In an Oct. 23 article for Chain Drug Review, McGuireWoods Consulting senior vice president, Stephanie Kennan, gives an overview of these changes and how state Medicaid programs will change.
The legislation includes provisions to help states provide a better continuum of care and better capacity for treatment. The first key change partially rolls back the Institute of Mental Disease (IMD) exclusion, allowing federal Medicaid money to pay for care at residential treatment centers that have more than 16 beds for the next five years, beginning Oct. 1, 2019.
In addition, the legislation requires a state of maintenance effort for certain services, and states must maintain a certain level of funding for services for patients in eligible IMDs. States must also maintain services provided through outpatient and community-based settings.

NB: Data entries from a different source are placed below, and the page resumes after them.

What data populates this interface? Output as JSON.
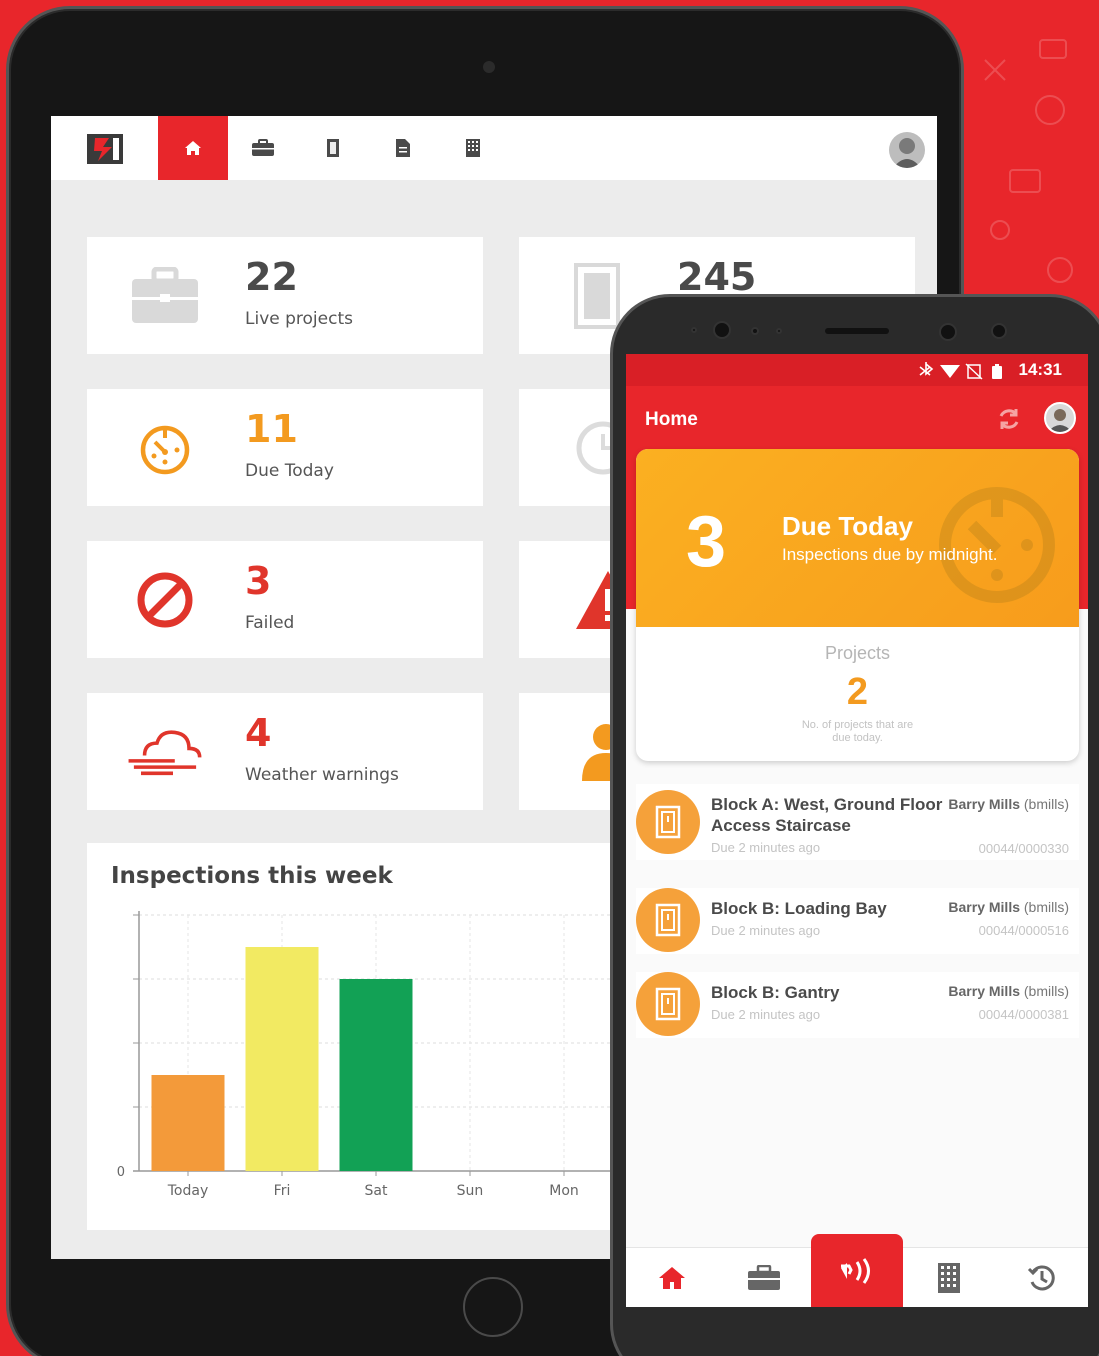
{
  "tablet": {
    "nav": {
      "items": [
        {
          "name": "home-icon",
          "active": true
        },
        {
          "name": "briefcase-icon",
          "active": false
        },
        {
          "name": "door-icon",
          "active": false
        },
        {
          "name": "document-icon",
          "active": false
        },
        {
          "name": "building-icon",
          "active": false
        }
      ]
    },
    "stats": [
      {
        "value": "22",
        "label": "Live projects",
        "icon": "briefcase-icon",
        "color": "#4a4a4a"
      },
      {
        "value": "11",
        "label": "Due Today",
        "icon": "timer-icon",
        "color": "#f39a1f"
      },
      {
        "value": "3",
        "label": "Failed",
        "icon": "ban-icon",
        "color": "#e0352b"
      },
      {
        "value": "4",
        "label": "Weather warnings",
        "icon": "cloud-wind-icon",
        "color": "#e0352b"
      }
    ],
    "stats_right": [
      {
        "value": "245",
        "icon": "door-icon"
      },
      {
        "icon": "clock-icon"
      },
      {
        "icon": "warning-icon"
      },
      {
        "icon": "user-icon"
      }
    ],
    "chart_title": "Inspections this week"
  },
  "chart_data": {
    "type": "bar",
    "title": "Inspections this week",
    "categories": [
      "Today",
      "Fri",
      "Sat",
      "Sun",
      "Mon"
    ],
    "values": [
      3,
      7,
      6,
      0,
      0
    ],
    "colors": [
      "#f39a3a",
      "#f2ea62",
      "#12a155",
      "#12a155",
      "#12a155"
    ],
    "ylim": [
      0,
      8
    ],
    "y_tick_labels": [
      "0"
    ],
    "grid": true
  },
  "phone": {
    "status_time": "14:31",
    "title": "Home",
    "due_card": {
      "count": "3",
      "title": "Due Today",
      "subtitle": "Inspections due by midnight.",
      "projects_label": "Projects",
      "projects_count": "2",
      "projects_desc_1": "No. of projects that are",
      "projects_desc_2": "due today."
    },
    "inspections": [
      {
        "name_1": "Block A: West, Ground Floor",
        "name_2": "Access Staircase",
        "due": "Due 2 minutes ago",
        "user_name": "Barry Mills",
        "user_handle": "(bmills)",
        "id": "00044/0000330"
      },
      {
        "name_1": "Block B: Loading Bay",
        "name_2": "",
        "due": "Due 2 minutes ago",
        "user_name": "Barry Mills",
        "user_handle": "(bmills)",
        "id": "00044/0000516"
      },
      {
        "name_1": "Block B: Gantry",
        "name_2": "",
        "due": "Due 2 minutes ago",
        "user_name": "Barry Mills",
        "user_handle": "(bmills)",
        "id": "00044/0000381"
      }
    ],
    "bottom_nav": [
      "home-icon",
      "briefcase-icon",
      "nfc-icon",
      "building-icon",
      "history-icon"
    ]
  }
}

“Maintenance of effort requirements were added to the legislation in response to advocates concerned that that inclusion of IMDs would displace resources currently going to community-based and other services,” Kennan said.
The second key change to Medicaid is a provision that allows for planning grants to increase treatment capacity in select states. Selected states will be able to increase treatment capacity with more providers participating under the state plan, or with waivers to provide substance abuse disorder treatment and recovery services.
Other provisions within the SUPPORT for Patients and Communities Act directs the Department of Health and Human Services to develop and disseminate materials, clarifies circumstances of when pharmacists may decline to filled controlled substance prescriptions, and establishes a beneficiary assignment program that identifies beneficiaries as risk for substance abuse disorder and assigns them to a pharmaceutical home program.